If you believe that great scientists are most creative when they’re young, you are missing part of the story.
A new study of winners of the Nobel Prize in economics finds that there are two different life cycles of creativity, one that hits some people early in their career and another that more often strikes later in life.
In this study, the early peak was found for laureates in their mid-20s and the later peak for those in their mid-50s.
The research supports previous work by the authors that found similar patterns in the arts and other sciences.
“We believe what we found in this study isn’t limited to economics, but could apply to creativity more generally,” said Bruce Weinberg, lead author of the study and professor of economics at The Ohio State University.
“Many people believe that creativity is exclusively associated with youth, but it really depends on what kind of creativity you’re talking about.”
Weinberg did the study with David Galenson, professor of economics at the University of Chicago. Their study appears in a special issue of the journal De Economist.
In the study, the Nobel Prize winners who did their most groundbreaking work early in their career tended to be “conceptual” innovators.
These type of innovators “think outside the box,” challenging conventional wisdom and tend to come up with new ideas suddenly. Conceptual innovators tend to peak early in their careers, before they become immersed in the already accepted theories of the field, Weinberg said.
But there is another kind of creativity, he said, which is found among “experimental” innovators. These innovators accumulate knowledge through their careers and find groundbreaking ways to analyze, interpret and synthesize that information into new ways of understanding.
The long periods of trial and error required for important experimental innovations make them tend to occur late in a Nobel laureate’s career.
“Whether you hit your creative peak early or late in your career depends on whether you have a conceptual or experimental approach,” Weinberg said.
The researchers took a novel, empirical approach to the study, which involved 31 laureates. They arranged the laureates on a list from the most experimental to most conceptual.
This ranking was based on specific, objective characteristics of the laureates’ single most important work that are indicative of a conceptual or experimental approach.
For example, conceptual economists tend to use assumptions, proofs and equations and have a mathematical appendix or introduction to their papers.
Experimental economists rely on direct inference from facts, so their papers tended to have more references to specific items, such as places, time periods and industries or commodities.
After classifying the laureates, the researchers determined the age at which each laureate made his most important contribution to economics and could be considered at his creative peak.
They did this through a convention of how academics rate the value and influence of a research paper. A paper is more influential in the field when other scientists mention — or cite — the paper in their own work. So the more citations a paper accumulates, the more influential it is.
Weinberg and Galenson used two different methods to calculate at which age the laureates were cited most often and thus were at the height of their creativity.
The two methods found that conceptual laureates peaked at about either 29 or 25 years of age.

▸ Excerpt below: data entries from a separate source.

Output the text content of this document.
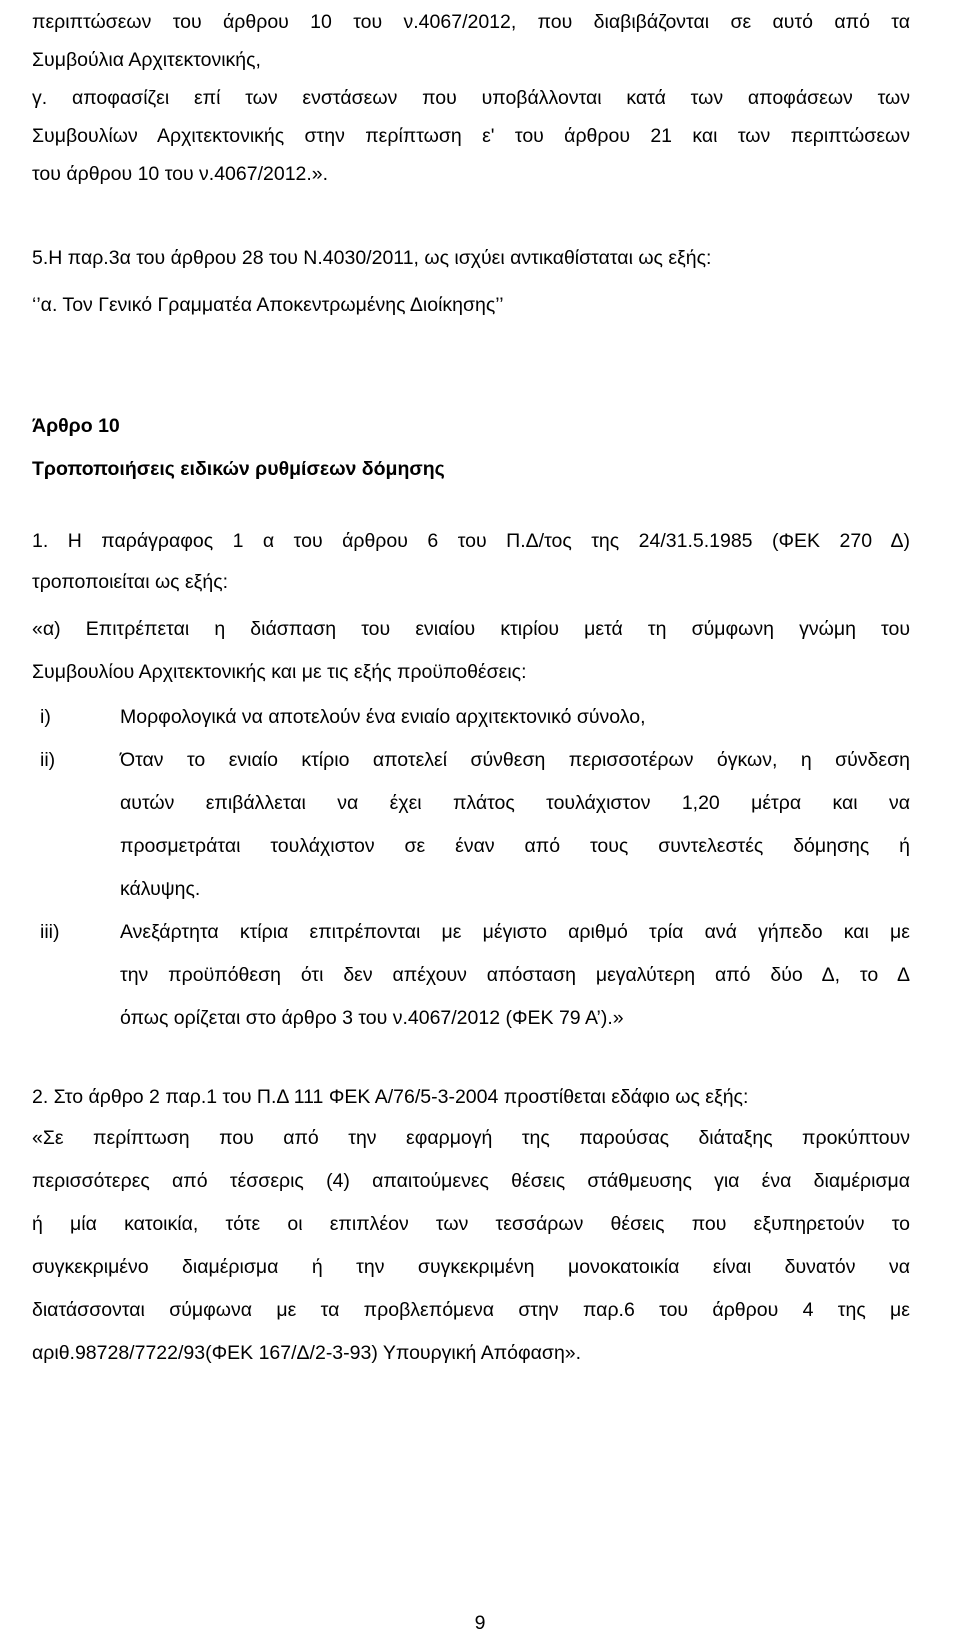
περιπτώσεων του άρθρου 10 του ν.4067/2012, που διαβιβάζονται σε αυτό από τα
Συμβούλια Αρχιτεκτονικής,
γ. αποφασίζει επί των ενστάσεων που υποβάλλονται κατά των αποφάσεων των
Συμβουλίων Αρχιτεκτονικής στην περίπτωση ε' του άρθρου 21 και των περιπτώσεων
του άρθρου 10 του ν.4067/2012.».
5.Η παρ.3α του άρθρου 28 του Ν.4030/2011, ως ισχύει αντικαθίσταται ως εξής:
‘’α. Τον Γενικό Γραμματέα Αποκεντρωμένης Διοίκησης’’
Άρθρο 10
Τροποποιήσεις ειδικών ρυθμίσεων δόμησης
1. Η παράγραφος 1 α του άρθρου 6 του Π.Δ/τος της 24/31.5.1985 (ΦΕΚ 270 Δ)
τροποποιείται ως εξής:
«α) Επιτρέπεται η διάσπαση του ενιαίου κτιρίου μετά τη σύμφωνη γνώμη του
Συμβουλίου Αρχιτεκτονικής και με τις εξής προϋποθέσεις:
i)	Μορφολογικά να αποτελούν ένα ενιαίο αρχιτεκτονικό σύνολο,
ii)	Όταν το ενιαίο κτίριο αποτελεί σύνθεση περισσοτέρων όγκων, η σύνδεση
αυτών επιβάλλεται να έχει πλάτος τουλάχιστον 1,20 μέτρα και να
προσμετράται τουλάχιστον σε έναν από τους συντελεστές δόμησης ή
κάλυψης.
iii)	Ανεξάρτητα κτίρια επιτρέπονται με μέγιστο αριθμό τρία ανά γήπεδο και με
την προϋπόθεση ότι δεν απέχουν απόσταση μεγαλύτερη από δύο Δ, το Δ
όπως ορίζεται στο άρθρο 3 του ν.4067/2012 (ΦΕΚ 79 Α’).»
2. Στο άρθρο 2 παρ.1 του Π.Δ 111 ΦΕΚ Α/76/5-3-2004 προστίθεται εδάφιο ως εξής:
«Σε περίπτωση που από την εφαρμογή της παρούσας διάταξης προκύπτουν
περισσότερες από τέσσερις (4) απαιτούμενες θέσεις στάθμευσης για ένα διαμέρισμα
ή μία κατοικία, τότε οι επιπλέον των τεσσάρων θέσεις που εξυπηρετούν το
συγκεκριμένο διαμέρισμα ή την συγκεκριμένη μονοκατοικία είναι δυνατόν να
διατάσσονται σύμφωνα με τα προβλεπόμενα στην παρ.6 του άρθρου 4 της με
αριθ.98728/7722/93(ΦΕΚ 167/Δ/2-3-93) Υπουργική Απόφαση».
9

Experimental laureates peaked when they were roughly twice as old — at about 57 in one method or the mid-50s in the other.
Most other research in this area has studied differences in peak ages of creativity between disciplines, such as physics versus medical sciences. These studies generally find small variations across disciplines, with creativity peaking in the mid-30s to early 40s in most scientific fields.
“These studies attribute differences in creative peaks to the nature of the scientific fields themselves, not to the scientists doing the work,” Weinberg said.
“Our research suggests than when you’re most creative is less a product of the scientific field that you’re in and is more about how you approach the work you do.”
The researchers were supported by grants from the National Science Foundation, the National Institute on Aging, the National Institutes of Health’s Office of Behavioral and Social Sciences Research and the Ewing Marion Kauffman and Alfred P. Sloan foundations.
The special issue of De Economist that includes this study commemorates the first Nobel Prize in economics given in 1969. One of the recipients was the Dutch economist Jan Tinbergen.